DIE LINKE steht also vor der Aufgabe, ihre Rolle als eine derzeit kleine Partei mit dem größten gesellschaftsverändernden Anspruch zu klären. Dafür muss sie ihr Profil als moderne sozialistische Gerechtigkeitspartei mit dem langfristigen Ziel einer Gesellschaft der Freien und Gleichen schärfen, und dies in sozialer und ökonomischer Hinsicht ebenso wie mit Blick auf die Bürger- und Menschenrechte. Sie muss sich als Partei mit konkretem Gebrauchswert beweisen und hierzu Schutz, Gestaltung und Umbruch zusammenbringen und ihre klassenverbindenden Ansätze weiterentwickeln. Um ein Beispiel zu nennen: Statt immer wieder zu diskutieren, auf welche gesellschaftlichen Gruppen sich DIE LINKE primär stützt, sollte die Partei an klassenverbindenden «Mitte-unten-Bündnissen» arbeiten. Dass sie dazu in der Lage ist, zeigten die jüngsten Proteste in Sachsen und Thüringen.
Ausblick
Will DIE LINKE ihre Neuaufstellung erfolgreich gestalten, gilt es, bereits jetzt in die Vorbereitung der Europawahl einsteigen. Denn diese Wahl wird 2024 – nur ein Jahr vor der nächsten Bundestagswahl – zum wichtigen Indikator dafür, ob es der Partei gelingt, sich zu stabilisieren und parlamentsfähig (also oberhalb von fünf Prozent der Wählerstimmen) zu bleiben.

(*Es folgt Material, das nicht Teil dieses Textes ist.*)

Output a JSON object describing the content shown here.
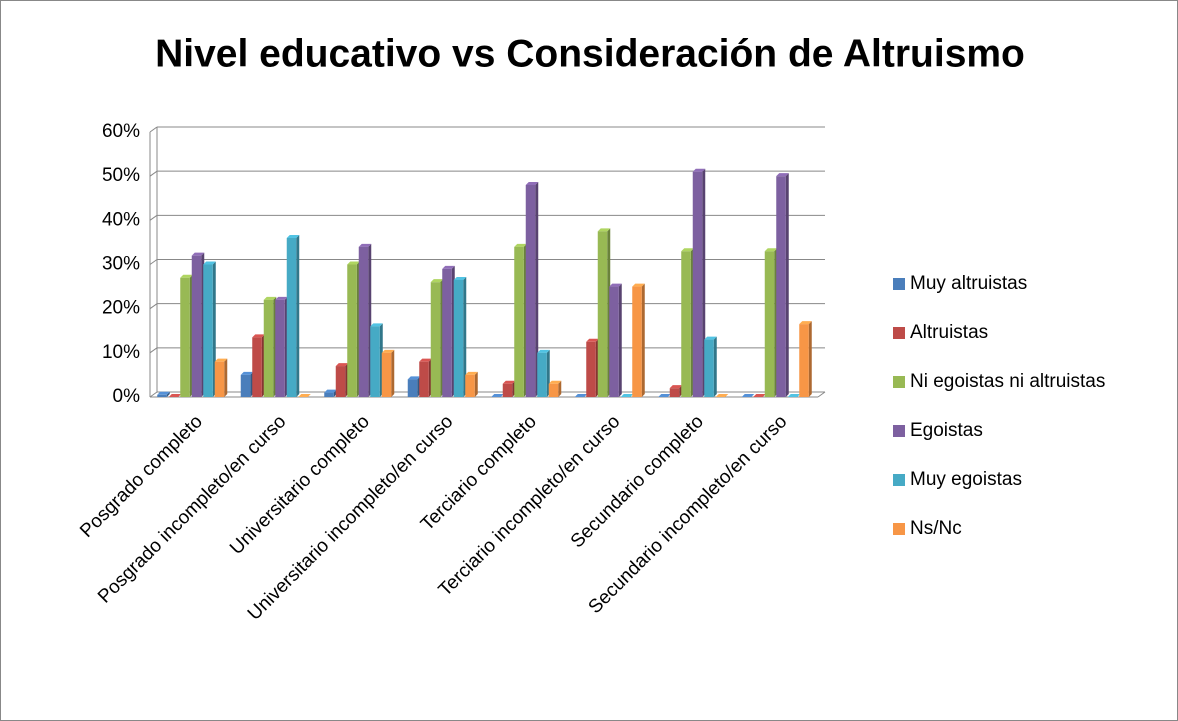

Im Herbst 2022 werden die soziale und die Friedensfrage im Mittelpunkt stehen. Doch anders als vor zwanzig Jahren ist die soziale Frage eng mit globalen, friedens- und europapolitischen Fragen verknüpft. Damit steht DIE LINKE vor der Aufgabe, die Verschränkung von sozialer Frage, Krieg und Krise konzeptionell tiefergehend zu bearbeiten. Sie muss dazu das Zeitfenster nutzen, das sich jetzt für die offensive Thematisierung der sozialen Frage öffnet. Denn während DIE LINKE in der sozialen Frage geeint agiert, präsentiert sie sich in den außenpolitischen Fragen, trotz der Beschlüsse vom Juni, als gespaltene Partei.
Die Fähigkeit, die Spaltungen der Partei solidarisch und strategisch zu bearbeiten, entscheidet über die Perspektive der Partei. Denn nur wenn DIE LINKE es schafft, die innerparteilich auseinandertreibenden politischen Milieus strategisch und solidarisch wieder zu verbinden, kann ihr dies auch in der Gesellschaft gelingen.